AR yang merupakan pegawai perusahaan kebun kelapa sawit di Kobar tersebut, menjalin hubungan tanpa status dengan BN selama 6 bulan. Akan tetapi, selama berhubungan, keduanya yang bekerja di perusahaan yang sama tersebut telah melakukan hal-hal yang dilarang.
Namun sejak dua bulan yang lalu, AR dipindah tugaskan ke cabang perusahaan yang ada di Kabupaten Lamandau. Sejak saat itu AR jarang menghubungi BN dan ternyata AR telah memiliki kekasih baru.
Hal itu membuat BN sakit hati dan meminta AR untuk meminta maaf. Namun AR tak ingin, sehingga membuat BN semakin sakit hati hingga mau bunuh diri dengan melukai tangannya dengan senjata tajam (Sajam) jenis silet.

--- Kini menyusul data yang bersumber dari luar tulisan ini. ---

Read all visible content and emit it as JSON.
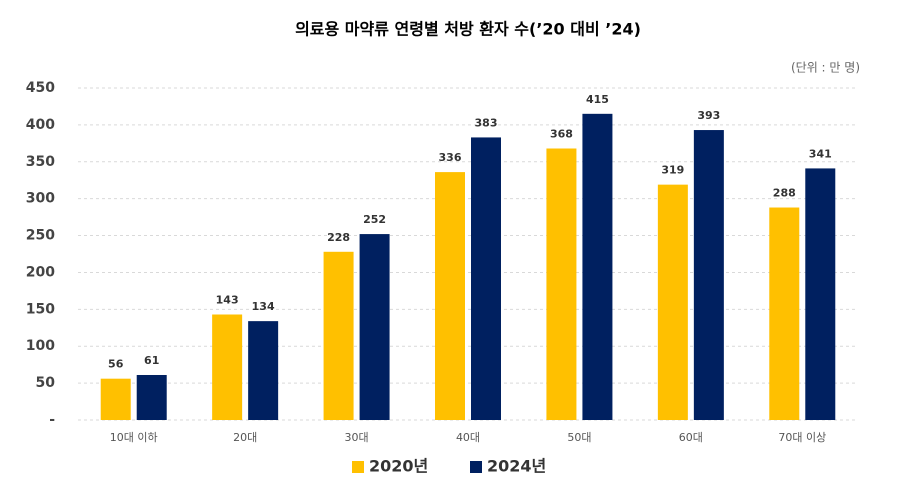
{
  "chart_data": {
    "type": "bar",
    "title": "의료용 마약류 연령별 처방 환자 수(’20 대비 ’24)",
    "unit": "(단위 : 만 명)",
    "categories": [
      "10대 이하",
      "20대",
      "30대",
      "40대",
      "50대",
      "60대",
      "70대 이상"
    ],
    "series": [
      {
        "name": "2020년",
        "color": "#FFC000",
        "values": [
          56,
          143,
          228,
          336,
          368,
          319,
          288
        ]
      },
      {
        "name": "2024년",
        "color": "#002060",
        "values": [
          61,
          134,
          252,
          383,
          415,
          393,
          341
        ]
      }
    ],
    "ylim": [
      0,
      450
    ],
    "yticks": [
      {
        "value": 0,
        "label": "-"
      },
      50,
      100,
      150,
      200,
      250,
      300,
      350,
      400,
      450
    ],
    "grid": true
  }
}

Kabid Humas Polda Kalteng, Kombes Pol Erlan Munaji mengungkapkan, BN yang dalam keadaan hampir putus asa kemudian curhat online ke pihaknya melalui Ketua Tim Virtual Police H. Shamsudin atau biasa disapa Cak Sam.
“Oleh Cak Sam, Bunga diberikan pemahaman dan motivasi agar tidak putus asa dalam menghadapi masalah. Setiap masalah pasti ada solusinya dan Tuhan tidak akan membebani masalah seseorang diluar kemampuannya,” ungkapnya, Selasa, 8 Agustus 2023.
Usai berhasil membuat BN tenang, Cak Sam kemudian memediasi secara online melalui sambungan telepon dengan menghubungi BN dan AR. Hasilnya, AR kemudian mengakui kesalahannya dan mau minta maaf ke BN.
“Saya mengimbau, apabila ada masalah hendaknya diselesaikan dengan baik-baik dan jangan berputus asa. Yakinlah bahwa setiap masalah pasti ada jalan keluarnya,” tegasnya.